RDÉ DIGITAL, SANTO DOMINGO.- La República Dominicana ha emergido como un destino preferido para las industrias cinematográficas extranjeras, que aprovechan sus paisajes naturales, clima favorable y proximidad geográfica para el rodaje de películas.
Desde la década de los sesenta, cuando se impulsó el desarrollo turístico, el país comenzó a atraer la atención de grandes productoras de Europa y Estados Unidos para la filmación de diversos géneros, incluyendo espionaje, aventura, drama y comedia.
Producciones icónicas como El Padrino II (1974), dirigida por Francis Ford Coppola, recrearon escenarios de la Habana prerrevolucionaria en la capital dominicana, mientras que Pantaleón y las Visitadoras (1975), basada en la obra de Mario Vargas Llosa, se rodó en las pintorescas locaciones de La Romana.
El creciente desarrollo de personal técnico local, capacitado en la televisión, también jugó un papel importante en atraer rodajes internacionales.
Sin embargo, el verdadero impulso vino con la promulgación de la Ley No. 108-10 para el Fomento de la Actividad Cinematográfica en 2010, que ofreció incentivos fiscales para fortalecer la industria cinematográfica del país.
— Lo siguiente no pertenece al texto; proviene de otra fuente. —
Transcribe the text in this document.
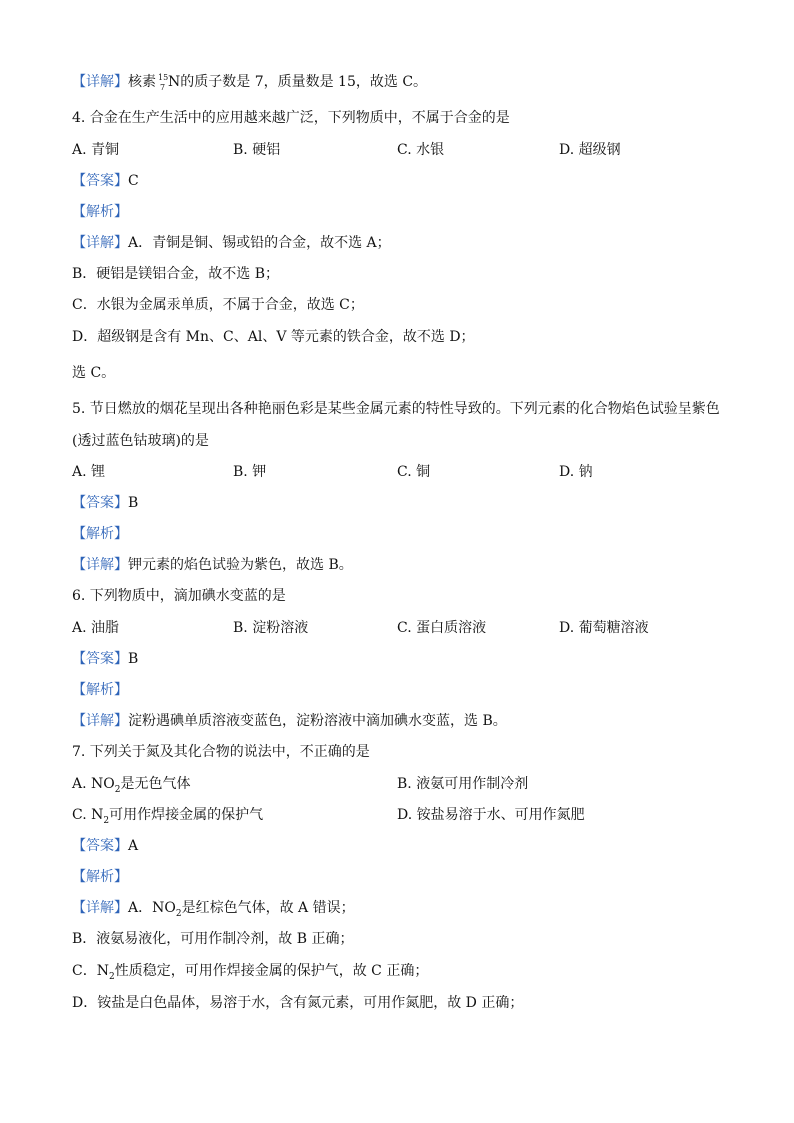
【详解】核素 15
7 N的质子数是 7，质量数是 15，故选 C。
4. 合金在生产生活中的应用越来越广泛，下列物质中，不属于合金的是
A. 青铜	B. 硬铝	C. 水银	D. 超级钢
【答案】C
【解析】
【详解】A．青铜是铜、锡或铅的合金，故不选 A；
B．硬铝是镁铝合金，故不选 B；
C．水银为金属汞单质，不属于合金，故选 C；
D．超级钢是含有 Mn、C、Al、V 等元素的铁合金，故不选 D；
选 C。
5. 节日燃放的烟花呈现出各种艳丽色彩是某些金属元素的特性导致的。下列元素的化合物焰色试验呈紫色
(透过蓝色钴玻璃)的是
A. 锂	B. 钾	C. 铜	D. 钠
【答案】B
【解析】
【详解】钾元素的焰色试验为紫色，故选 B。
6. 下列物质中，滴加碘水变蓝的是
A. 油脂	B. 淀粉溶液	C. 蛋白质溶液	D. 葡萄糖溶液
【答案】B
【解析】
【详解】淀粉遇碘单质溶液变蓝色，淀粉溶液中滴加碘水变蓝，选 B。
7. 下列关于氮及其化合物的说法中，不正确的是
A. $NO_2$是无色气体	B. 液氨可用作制冷剂
C. $N_2$可用作焊接金属的保护气	D. 铵盐易溶于水、可用作氮肥
【答案】A
【解析】
【详解】A．$NO_2$是红棕色气体，故 A 错误；
B．液氨易液化，可用作制冷剂，故 B 正确；
C．$N_2$性质稳定，可用作焊接金属的保护气，故 C 正确；
D．铵盐是白色晶体，易溶于水，含有氮元素，可用作氮肥，故 D 正确；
Esta ley convirtió a la República Dominicana como un destino perfecto para las producciones extranjeras, estableciendo un marco regulatorio que permitió registrar y supervisar las filmaciones, erradicando mitos y malentendidos sobre la participación del país en proyectos internacionales.
Antes de la ley, la falta de un registro riguroso generaba confusión sobre las producciones rodadas en el país, perpetuando mitos en la cultura popular.